Your IVA may have been sensible when it was started, but a change in circumstances (pay drop? new baby? separation?) may now be making it hard to afford the payments. Or perhaps a DRO would always have been better – quicker, cheaper, less risky – than an IVA for you but no-one explained this to you at the start.
In either of these situations, it’s good to look if changing to a DRO now would make sense.
Do you qualify for a DRO?
Unlike the other main debt solutions (debt management, bankruptcy or an IVA) there are some very specific checks that you have to pass to qualify for a DRO. The main ones are:
- debts have to be less than £20,000 in total;
- you can’t own a property, even if it has negative equity;
- a car has to worth less than £1,000; and
- you have little spare income (under £50) each month after all your expenses.
The last point is the hardest for you to assess.
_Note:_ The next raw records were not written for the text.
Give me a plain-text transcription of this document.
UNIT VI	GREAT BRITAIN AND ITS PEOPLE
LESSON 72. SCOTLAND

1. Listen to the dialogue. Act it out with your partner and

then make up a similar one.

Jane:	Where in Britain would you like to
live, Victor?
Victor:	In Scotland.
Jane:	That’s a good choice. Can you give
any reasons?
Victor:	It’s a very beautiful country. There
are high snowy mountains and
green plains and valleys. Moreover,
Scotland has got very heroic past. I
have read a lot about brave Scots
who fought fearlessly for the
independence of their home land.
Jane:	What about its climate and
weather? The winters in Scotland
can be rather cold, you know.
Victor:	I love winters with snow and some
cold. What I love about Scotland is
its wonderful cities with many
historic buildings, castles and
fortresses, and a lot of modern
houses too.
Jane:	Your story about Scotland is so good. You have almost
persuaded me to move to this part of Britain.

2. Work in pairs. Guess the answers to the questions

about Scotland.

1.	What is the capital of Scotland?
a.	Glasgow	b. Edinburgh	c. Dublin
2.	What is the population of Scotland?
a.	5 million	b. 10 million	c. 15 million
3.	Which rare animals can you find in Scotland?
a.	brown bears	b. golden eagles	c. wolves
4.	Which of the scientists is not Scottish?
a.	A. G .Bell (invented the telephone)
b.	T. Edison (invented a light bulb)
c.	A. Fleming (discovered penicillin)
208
Your IVA firm may have said you can afford to pay £75 a month to the IVA – that sounds as though it is more than the £50 maximum allowed for a DRO. But the DRO calculations are different, so you could still qualify.
The best thing to do is to talk to an adviser who can look in detail and say if you can have a DRO. If you would like to do this on the phone, call National Debtline, or to do this in person, go to your local Citizens Advice.
The answer may be that you don’t qualify for a DRO, but you have other options – the debt adviser will explain what these area what your other options are. Then talk to your IVA firm about why you are finding it hard to manage and what they think you should do.
Is switching to a DRO a good idea?
If you would qualify for a DRO, you need to think about whether it is a good idea to end your IVA and start a DRO.
This mainly depends to how far you are through the five year IVA. If you are early in your IVA, changing to a DRO usually makes excellent sense. The DRO will be all over in a year. The only downside is that the DRO will be on your credit record for six years, but that’s pretty minor. If you are having problems in the first half of your IVA you may never get to the end of it, so taking action now is a good idea.
If you are in the second half of your IVA, then a DRO could still be sensible but look at other options first. Two alternatives to talk to your IVA firm about are:
- if your payments could be reduced to an affordable level. Your IVA firm will be able to reduce them by 15%. If a larger cut is needed, your creditors would be asked to approve this; or
- if your IVA could be ended on a “funds paid to date” basis. This would mean you don’t have to pay any more. This will depend on your situation but it’s more likely to be accepted later in your IVA. In your last year this should definitely be tried first, rather than failing the IVA and starting a DRO.
Tell your IVA firm that you have looked into a DRO and you would qualify for one. You should be wary of your IVA firm proposing that it will reduce payments if you agree to pay for a longer period, or suggesting a reduction in monthly payments which still doesn’t feel affordable. Sometimes a payment break of 6 months can work well, but is it likely your situation will have improved at the end of it? The longer your IVA will continue for, the more attractive the idea of stopping it and getting a DRO is.
How do you change to a DRO?
There isn’t a simple way to switch over. Your IVA needs to be terminated first, so you have to stop paying. Tell your IVA firm what you are doing and that you want the IVA to fail as soon as possible.
You don’t need to worry that you will get hassled by your creditors when you stop paying the IVA firm. They can’t do this until the IVA has terminated, and from that point it will be quick to apply for a DRO – go back to the adviser you spoke to earlier about this.
Not an easy decision
When you started the IVA it probably felt like the answer to your debt problems. But if you don’t think you can get to the end of your IVA, it’s better to face up to this, not try to postpone the decision.